Allonnes, « banlieue à la campagne », fait le pari de la culture et du sport

Publié le 14 mai 2018 à 15h28 - par

À Allonnes (Sarthe), près d’un cinquième du budget est consacré à la culture, au sport et à l’éducation : sans être une « assurance tout risque », c’est pour cette commune proche du Mans un moyen « d’empêcher que certains ne tombent encore plus dans la délinquance ou l’économie souterraine ».

Allonnes, "banlieue à la campagne", fait le pari de la culture et du sport

« C’est un choix politique : on a un seul policier municipal », revendique le maire communiste Gilles Leproust, dont la commune de 11 000 habitants accueille lundi 14 mai la 6e étape, consacrée à la culture, des États généraux de la politique de la ville. La culture et le sport sont généralement les parents pauvres des budgets municipaux.

Allonnes, à quelques kilomètres du Mans, a beau bénéficier d’un environnement très vert, avec ses champs à l’orée de la ville et la Sarthe en contrebas des tours, cette « banlieue à la campagne » cumule aussi les problèmes des quartiers prioritaires, avec un chômage proche de 30 %.

Bâtie dans les années 60 pour les ouvriers de Renault, Allonnes aligne aujourd’hui les barres de béton avec 85 % de son territoire en zone urbaine sensible (ZUS).

Et l’un des casse-tête est d’occuper la population très jeune (plus de 40 % entre 18 et 26 ans), au delà des sorties au Mans, qu’une ligne de bus rallie en 10 minutes.

« On a des transports, mais les freins sont plus psychologiques », résume Youkoff, rappeur qui anime un atelier pour les jeunes. « L’idée, c’est de les sortir de leur cocon », ajoute-t-il, en se défendant de tout « angélisme » : « quand on me dit que la priorité n’est pas d’aller au cinéma mais de remplir le frigo je peux le comprendre, mais il y a moyen de ne pas opposer les deux ».

Cet après-midi, Souleimane et Khalid, 14 et 15 ans, font écouter une de leurs compositions de rap, dont le texte évoque « la rue, les ennuis, la “téci” » d’une banlieue universelle. « S’il n’y avait pas eu La Baraka production », le label où Youkoff a son studio, « on serait passé à côté de la Maison des arts », reconnaît Khalid. Va-t-il sinon au musée ? « C’est quoi ça ? », lance-t-il crânement, avant d’ajouter : « ma pratique culturelle, c’est la moto ».

« Suivi » des parents

La ville prête des instruments la première année à l’école de musique, propose des chèques culture de 50 euros aux élèves de 3e ainsi qu’une médiathèque gratuite mais l’une des difficultés est d’intégrer les habitants.

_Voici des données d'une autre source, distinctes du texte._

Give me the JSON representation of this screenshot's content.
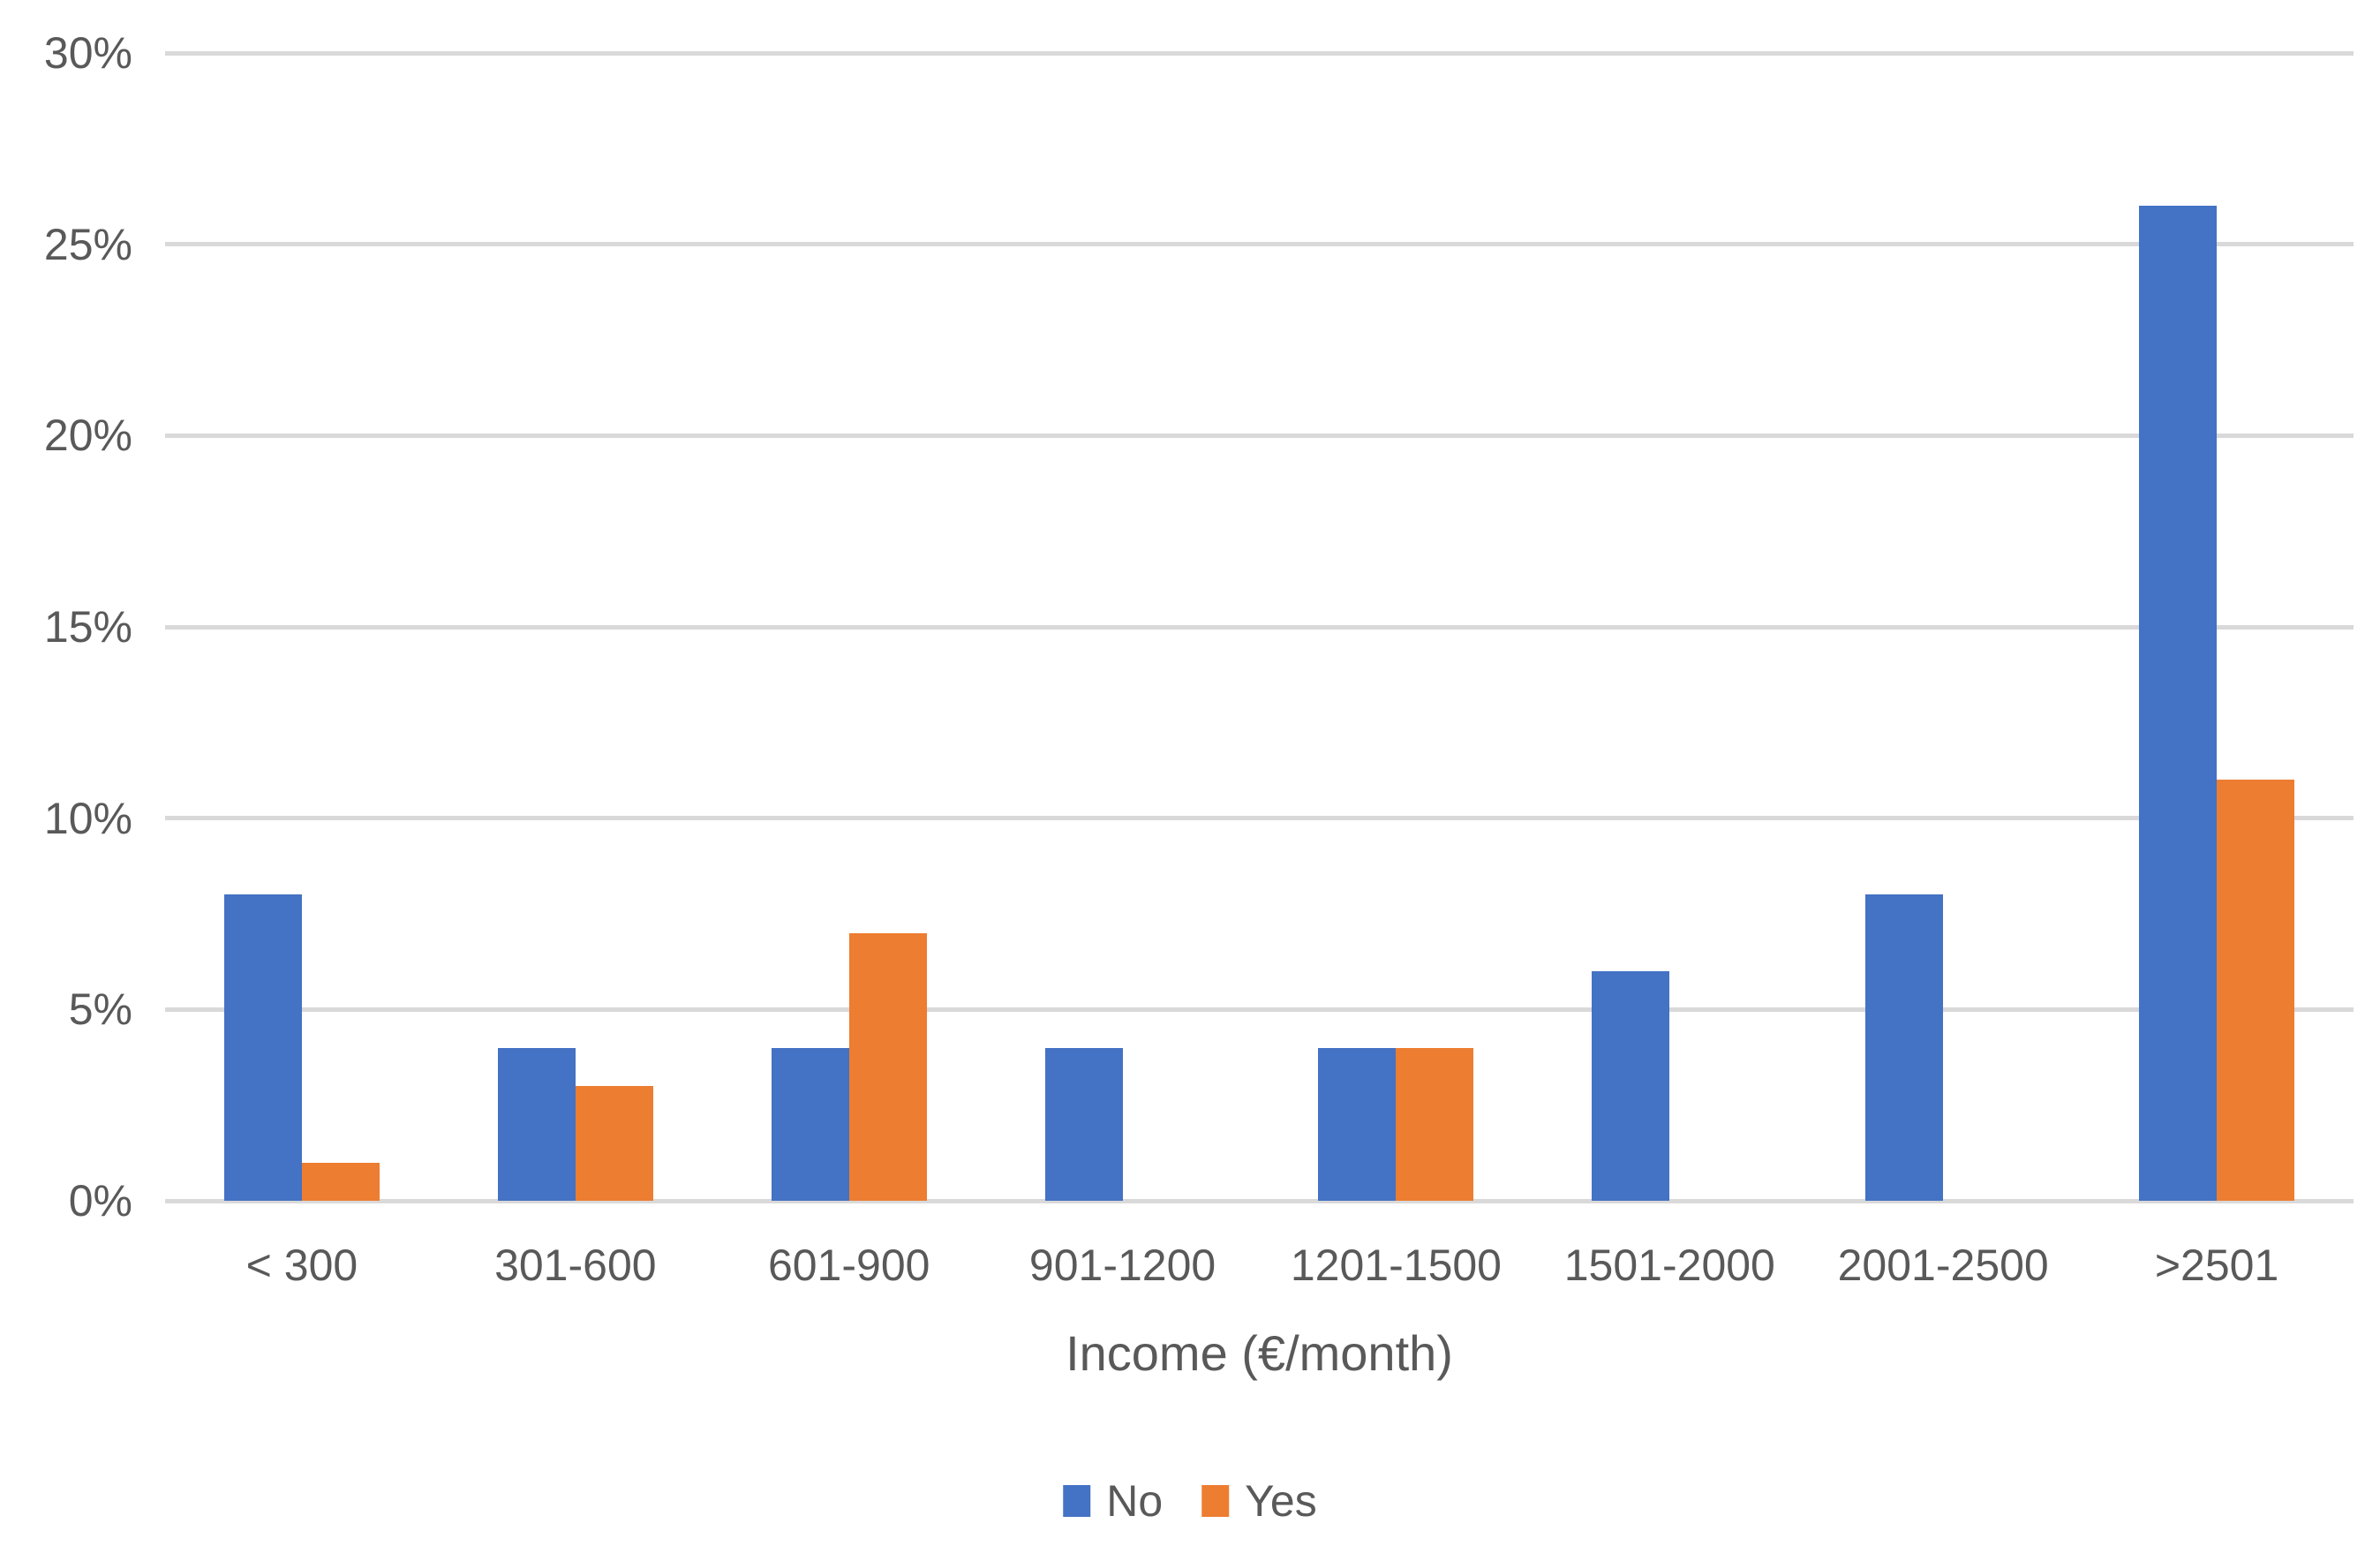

« Quand l’humoriste D’jal est venu, des gens nous ont dit que c’était la première fois qu’ils allaient au théâtre, voire qu’ils découvraient son existence. On s’est dit qu’on avait dû rater quelque chose », raconte Youkoff, également élu municipal.

À une semaine du discours d’Emmanuel Macron sur la politique de la ville, le maire défend son choix de consacrer 18 % du budget (soit 3 millions d’euros environ) aux postes culture, éducation et sport : « On nous demande souvent : qu’est-ce qu’investir dans la culture a apporté ? La question est plutôt de savoir ce que ça a empêché ».

Si Allonnes connaît « de temps en temps des montées de violence », « aucune école ou bâtiment public n’a été touché », ajoute M. Leproust.

Pour Fahel, 15 ans, « c’est calme ici. On n’a pas l’impression d’habiter en banlieue ». « Il y a des hauts et des bas, mais on peut pas se plaindre », assure Palpitte, retraité installé depuis 1992.

Dans cette ville connaissant une forte pauvreté, l’inclusion passe aussi par des tarifs bas pour la culture et le sport, avec une formule « un euro pour sept activités ».

Or certains « ne pensent pas à inscrire leurs enfants. Le côté banlieue, on le voit par rapport au suivi des parents. Dans les tours, il y en a que je n’ai pas vus en trois ans », soupire Xavier Lehérissier, animateur à l’association « jeunesse sportive d’Allonnes ».

Pourtant « si on arrête le foot, on a 200 gamins qui traînent dans les rues », ajoute Jean-Claude Guillois, le président, qui déplore les coupes dans les emplois aidés, et attend les annonces présidentielles avec scepticisme.

« Il y aura peut-être quelques petites avancées », dit-il. Mais Emmanuel Macron « est loin des banlieues. Il les ignore. Et ça, ça fait mal », juge-t-il.